Dezember 16th, 2010 at 11:11
Ich halte mich meist an wpSEO. Für einige quick&dirty Projekte habe ich auch mal ein kostenloses Tool eingesetzt und dabei allinone mit platinum (fehlt hier) verglichen. Sind beide sehr ähnlich, aber ich fand platinum damals wohl einen Tick besser.
Dezember 20th, 2010 at 23:46
Kann man bei wpSEO mittlerweile auch manuell individuelle Meta-Informationen für einzelne Tag-Seiten vergeben?
Mai 7th, 2011 at 20:33
Vielen Dank für diesen Artikel, er hat mir meine Entscheidung doch erleichtert!

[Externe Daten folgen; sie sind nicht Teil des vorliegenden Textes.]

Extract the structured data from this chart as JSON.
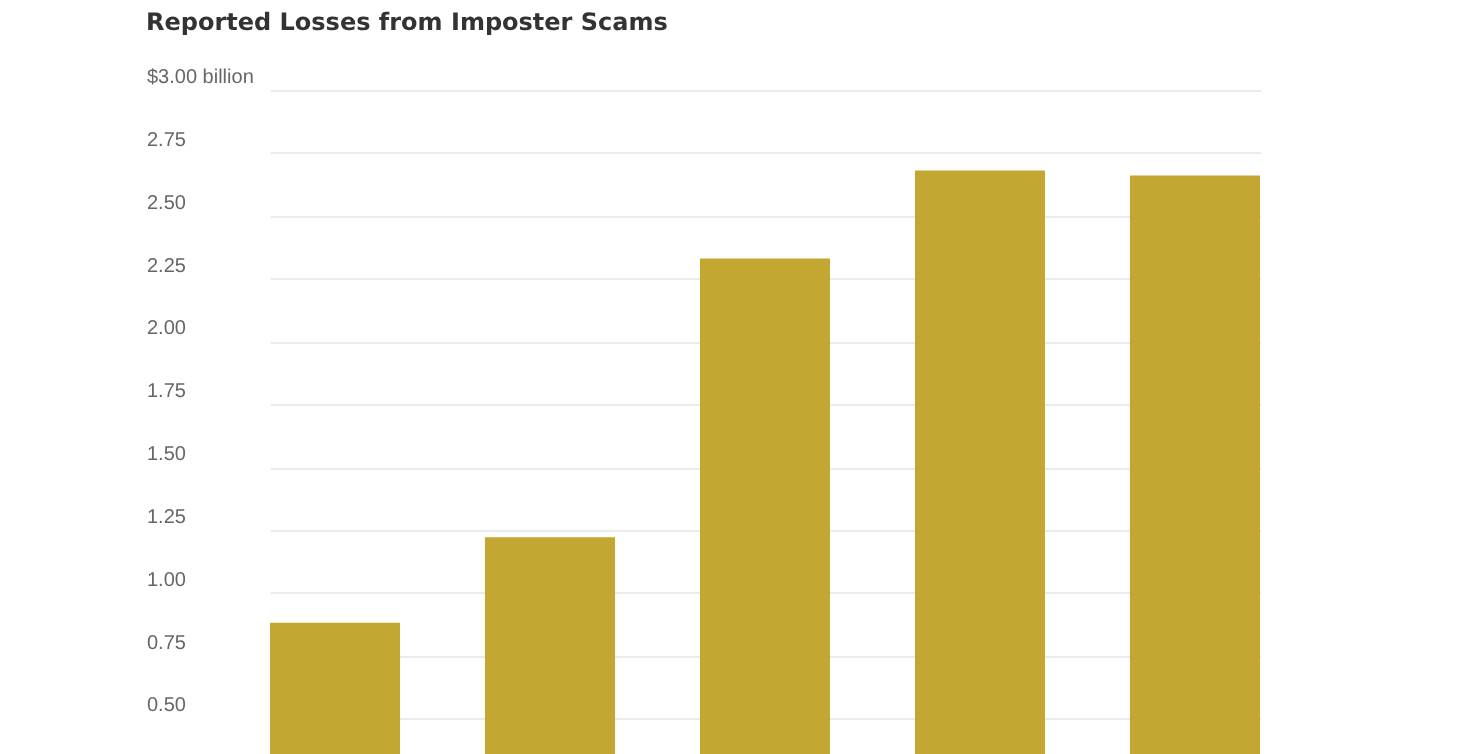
{
  "chart_data": {
    "type": "bar",
    "title": "Reported Losses from Imposter Scams",
    "categories": [
      null,
      null,
      null,
      null,
      null
    ],
    "values": [
      0.88,
      1.22,
      2.33,
      2.68,
      2.66
    ],
    "color": "#c4a632",
    "ylim": [
      0,
      3.0
    ],
    "yticks": [
      {
        "value": 0.5,
        "label": "0.50"
      },
      {
        "value": 0.75,
        "label": "0.75"
      },
      {
        "value": 1.0,
        "label": "1.00"
      },
      {
        "value": 1.25,
        "label": "1.25"
      },
      {
        "value": 1.5,
        "label": "1.50"
      },
      {
        "value": 1.75,
        "label": "1.75"
      },
      {
        "value": 2.0,
        "label": "2.00"
      },
      {
        "value": 2.25,
        "label": "2.25"
      },
      {
        "value": 2.5,
        "label": "2.50"
      },
      {
        "value": 2.75,
        "label": "2.75"
      },
      {
        "value": 3.0,
        "label": "$3.00 billion"
      }
    ],
    "grid": "y",
    "tick_labels": "y"
  }
}
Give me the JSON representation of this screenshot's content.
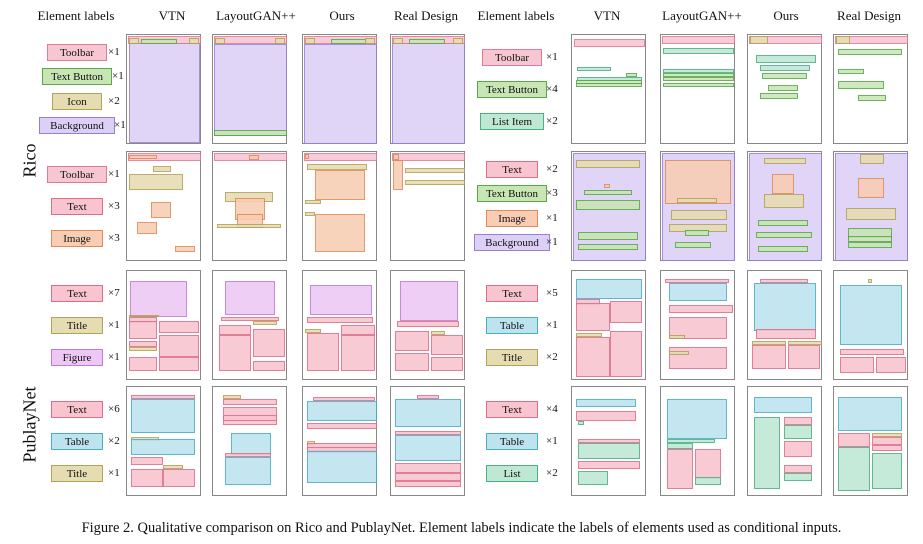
{
  "headers": {
    "left": [
      "Element labels",
      "VTN",
      "LayoutGAN++",
      "Ours",
      "Real Design"
    ],
    "right": [
      "Element labels",
      "VTN",
      "LayoutGAN++",
      "Ours",
      "Real Design"
    ]
  },
  "row_labels": [
    "Rico",
    "PublayNet"
  ],
  "colors": {
    "Toolbar": {
      "fill": "#f7c6d3",
      "stroke": "#e07a95"
    },
    "Text Button": {
      "fill": "#c8e6b4",
      "stroke": "#5aa84a"
    },
    "Icon": {
      "fill": "#e6dcb2",
      "stroke": "#b3a25a"
    },
    "Background": {
      "fill": "#ddd0f7",
      "stroke": "#9a7fd8"
    },
    "Text": {
      "fill": "#f8c4cf",
      "stroke": "#e06d88"
    },
    "Image": {
      "fill": "#f8cdb3",
      "stroke": "#e08a5a"
    },
    "List Item": {
      "fill": "#bfe8d4",
      "stroke": "#4cb084"
    },
    "Title": {
      "fill": "#e6dcb2",
      "stroke": "#b3a25a"
    },
    "Figure": {
      "fill": "#edc8f5",
      "stroke": "#c27ad8"
    },
    "Table": {
      "fill": "#bde3ee",
      "stroke": "#4aaec8"
    },
    "List": {
      "fill": "#bfe8d4",
      "stroke": "#4cb084"
    }
  },
  "caption": "Figure 2. Qualitative comparison on Rico and PublayNet. Element labels indicate the labels of elements used as conditional inputs.",
  "rows": [
    {
      "dataset": "Rico",
      "left": {
        "labels": [
          {
            "name": "Toolbar",
            "count": "×1"
          },
          {
            "name": "Text Button",
            "count": "×1"
          },
          {
            "name": "Icon",
            "count": "×2"
          },
          {
            "name": "Background",
            "count": "×1"
          }
        ]
      },
      "right": {
        "labels": [
          {
            "name": "Toolbar",
            "count": "×1"
          },
          {
            "name": "Text Button",
            "count": "×4"
          },
          {
            "name": "List Item",
            "count": "×2"
          }
        ]
      }
    },
    {
      "dataset": "Rico",
      "left": {
        "labels": [
          {
            "name": "Toolbar",
            "count": "×1"
          },
          {
            "name": "Text",
            "count": "×3"
          },
          {
            "name": "Image",
            "count": "×3"
          }
        ]
      },
      "right": {
        "labels": [
          {
            "name": "Text",
            "count": "×2"
          },
          {
            "name": "Text Button",
            "count": "×3"
          },
          {
            "name": "Image",
            "count": "×1"
          },
          {
            "name": "Background",
            "count": "×1"
          }
        ]
      }
    },
    {
      "dataset": "PublayNet",
      "left": {
        "labels": [
          {
            "name": "Text",
            "count": "×7"
          },
          {
            "name": "Title",
            "count": "×1"
          },
          {
            "name": "Figure",
            "count": "×1"
          }
        ]
      },
      "right": {
        "labels": [
          {
            "name": "Text",
            "count": "×5"
          },
          {
            "name": "Table",
            "count": "×1"
          },
          {
            "name": "Title",
            "count": "×2"
          }
        ]
      }
    },
    {
      "dataset": "PublayNet",
      "left": {
        "labels": [
          {
            "name": "Text",
            "count": "×6"
          },
          {
            "name": "Table",
            "count": "×2"
          },
          {
            "name": "Title",
            "count": "×1"
          }
        ]
      },
      "right": {
        "labels": [
          {
            "name": "Text",
            "count": "×4"
          },
          {
            "name": "Table",
            "count": "×1"
          },
          {
            "name": "List",
            "count": "×2"
          }
        ]
      }
    }
  ]
}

Oktober 15th, 2011 at 5:26
Früher habe ich All in One benutzt, später dann wpSEO wegen der besseren Pflege. Nun aber bin ich Fan vom Genesis Framework und das bringt ja schon fast alle Features (jedenfalls alle die ich benutze) um eine WP-Seite OnSite zu optimieren.
November 19th, 2011 at 14:38
Hi Thomas,
schöner Vergleich. Ich nutze wpSEO und bin aber auch mit AllinOne ganz zufrieden.
Das automatisierte updaten funktioniert leider wirklich nicht, was sehr ärgerlich ist.
Was mir auch aufgefallen ist, dass wpSEO bei alten Export-XML Probleme macht, wenn diese in eine neue Version importiert werden.